The senator representing Anambra South, Ifeanyi Ubah, has decried how he was denied access to the premises of the Federal High Court in Abuja where the trial of the leader of the proscribed Indigenous People of Biafra (IPOB), Nnamdi Kanu, came up on Thursday.
The State Security Services (SSS) blocked routes leading to the court on Thursday, preventing journalists, litigants and lawyers from having access, as Mr Kanu’s trial went underway.
Newsmen report that some lawyers prevented from entering the court premises to pursue their cases before other judges of the court engaged in a shouting match with the security agents.
Speaking with journalists on Thursday, Mr Uba, the governorship candidate of the Young Progressives Congress (YPP) in the forthcoming November 6 election in Anambra State, said he had come to court to attend proceedings in a separate matter he filed in court only to be denied access.
Mr Uba had reportedly filed a suit seeking an order of court granting him access to Mr Kanu in custody.
“As a serving senator of the federal republic, today, I have a case in court and I was to present myself in court regarding my motion.
“This morning, I approached the court site through different routes, but they were blocked.
“As a senator of the federal republic, I think I have the right to enter the court premise even if I have no business in the court.
“I want to plead with the authorities that this should not happen again. Everybody that is accused is presumed innocent until proven guilty,’’ Mr Uba said.
The lawmaker appealed to security agents, particularly the SSS to evolve better ways to ensure the smooth trial of leader of the proscribed IPOB, Kanu.
“I am pleading that there should be sanity in the way and manner we go about this case,’’ he added.
Mr Uba had approached the court seeking an order to be allowed to visit Kanu in SSS custody.
The motion was brought pursuant to Section 36 (1) of the 1999 Constitution, as amended and under the inherent jurisdiction of the court as preserved in Section 6 (6b) of the Constitution.
In the motion on notice dated October 15, marked FHC/ABJ/CR/383/2021, Mr Uba prayed for an order of court granting him leave to visit Kanu in DSS custody, as part of his oversight legislative function.
In the affidavit personally deposed to by the senator, he stated that: “as a senator from the South-east geopolitical zone of Nigeria, I took it upon myself in carrying out my oversight legislative functions to visit the defendant at the DSS detention facility.
“This is to ascertain from him if he is involved in any way in what is happening in the South-east and to seek way of amicable settlement of the separatist agitation in the Southeast in the overall interest of Nigeria.
“That at the SSS detention facility, I was denied access to the defendant and directed to approach this court to obtain permission before I could be allowed access to the defendant.
“I state that my interest in seeking to see the defendant is in the interest of national peace and security.’’

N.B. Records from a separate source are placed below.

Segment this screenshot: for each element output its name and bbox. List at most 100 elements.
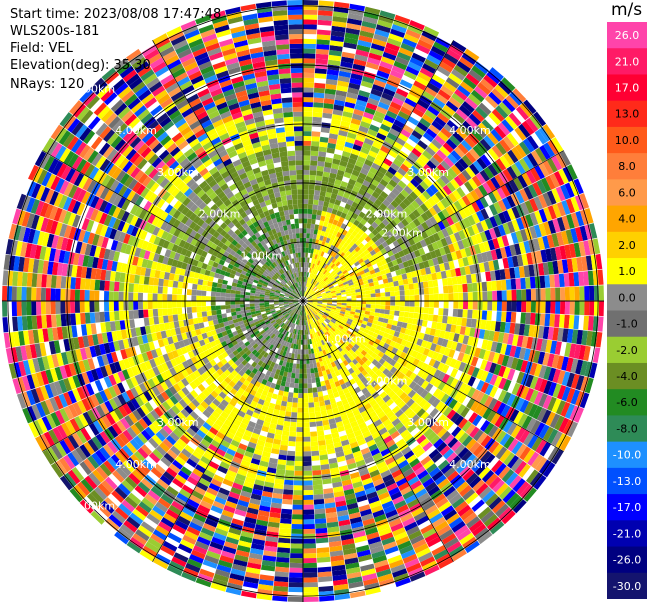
range-gate <box>191 301 197 307</box>
range-gate <box>289 248 293 255</box>
range-gate <box>222 47 236 57</box>
range-gate <box>538 424 550 439</box>
range-gate <box>217 403 226 411</box>
range-gate <box>325 343 330 349</box>
range-gate <box>500 404 511 418</box>
range-gate <box>128 301 134 311</box>
range-gate <box>229 323 235 329</box>
range-gate <box>238 264 245 271</box>
range-gate <box>123 358 131 369</box>
range-gate <box>413 417 424 427</box>
range-gate <box>108 374 117 386</box>
range-gate <box>255 403 263 410</box>
range-gate <box>476 380 485 391</box>
range-gate <box>221 244 229 251</box>
range-gate <box>189 381 198 390</box>
range-gate <box>427 508 441 520</box>
range-gate <box>122 445 134 457</box>
range-gate <box>298 310 301 316</box>
range-gate <box>233 116 245 125</box>
range-gate <box>196 334 204 341</box>
range-gate <box>224 474 236 483</box>
range-gate <box>535 338 543 351</box>
range-gate <box>157 301 163 309</box>
range-gate <box>488 496 503 510</box>
range-gate <box>143 317 150 327</box>
range-gate <box>330 308 336 312</box>
range-gate <box>264 179 272 186</box>
range-gate <box>214 496 227 505</box>
range-gate <box>216 491 229 501</box>
range-gate <box>165 170 176 181</box>
range-gate <box>234 221 242 229</box>
range-gate <box>273 581 289 587</box>
range-gate <box>404 306 410 312</box>
range-gate <box>222 545 237 555</box>
range-gate <box>512 499 527 514</box>
range-gate <box>267 219 274 226</box>
range-gate <box>171 294 177 301</box>
range-gate <box>485 473 498 486</box>
range-gate <box>315 527 328 534</box>
range-gate <box>46 355 55 369</box>
range-gate <box>295 451 303 457</box>
range-gate <box>231 315 238 320</box>
range-gate <box>288 298 294 300</box>
range-gate <box>351 306 357 310</box>
range-gate <box>154 89 168 101</box>
range-gate <box>259 372 266 379</box>
range-gate <box>205 296 211 301</box>
range-gate <box>592 347 601 363</box>
range-gate <box>189 229 197 238</box>
range-gate <box>346 301 352 304</box>
range-gate <box>80 478 94 493</box>
range-gate <box>243 413 252 421</box>
range-gate <box>122 403 132 415</box>
range-gate <box>306 304 310 309</box>
range-gate <box>99 280 105 291</box>
range-gate <box>367 422 376 431</box>
range-gate <box>271 228 277 235</box>
range-gate <box>394 500 407 510</box>
range-gate <box>223 419 233 428</box>
range-gate <box>316 306 322 309</box>
range-gate <box>304 310 306 316</box>
range-gate <box>21 375 31 391</box>
range-gate <box>257 360 264 367</box>
range-gate <box>182 507 195 518</box>
range-gate <box>489 521 505 535</box>
range-gate <box>227 236 235 243</box>
range-gate <box>401 446 412 456</box>
range-gate <box>370 301 376 305</box>
range-gate <box>213 238 221 246</box>
range-gate <box>305 339 308 345</box>
range-gate <box>280 365 286 372</box>
range-gate <box>314 309 319 314</box>
range-gate <box>357 329 364 335</box>
range-gate <box>218 259 226 266</box>
range-gate <box>364 486 377 495</box>
range-gate <box>178 340 186 348</box>
range-gate <box>235 337 242 344</box>
range-gate <box>283 302 289 304</box>
range-gate <box>214 323 220 330</box>
range-gate <box>389 465 401 474</box>
range-gate <box>360 349 368 357</box>
range-gate <box>513 411 524 425</box>
range-gate <box>288 577 303 583</box>
range-gate <box>356 379 363 387</box>
range-gate <box>316 306 321 310</box>
range-gate <box>292 363 297 369</box>
range-gate <box>309 307 314 312</box>
range-gate <box>237 410 246 418</box>
range-gate <box>443 347 451 357</box>
range-gate <box>311 312 315 318</box>
range-gate <box>103 342 111 354</box>
range-gate <box>236 268 243 274</box>
range-gate <box>221 284 227 289</box>
range-gate <box>316 305 322 308</box>
range-gate <box>148 251 156 261</box>
range-gate <box>248 277 255 282</box>
range-gate <box>257 196 265 204</box>
range-gate <box>88 166 100 180</box>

The separatist, who was granted bail in April 2017, fled the country after the invasion of his home in Afara-Ukwu, near Umuahia, Abia State, by the military in September that year, a situation one of Mr Kanu’s lawyers, Alloy Ejimakor, described as the “rule of self-preservation.”
A judge subsequently revoked his bail for ditching his trial, and ordered his trial to be separated from the rest of the co-defendants’.
While the trial of the rest of the defendants has made some progress, Mr Kanu’s has been stalled since 2017.
On June 29, 2021, the Attorney-General of the Federation, Abubakar Malami, announced that Mr Kanu had been rearrested and brought back to Nigeria to continue facing his trial.
He said the IPOB leader was “intercepted” days earlier but did not give details.
Although there has been no official disclosure about where and how Mr Kanu was arrested, relatives and lawyers to the IPOB leader, have described how he was “kidnapped” in Kenya under controversial circumstances.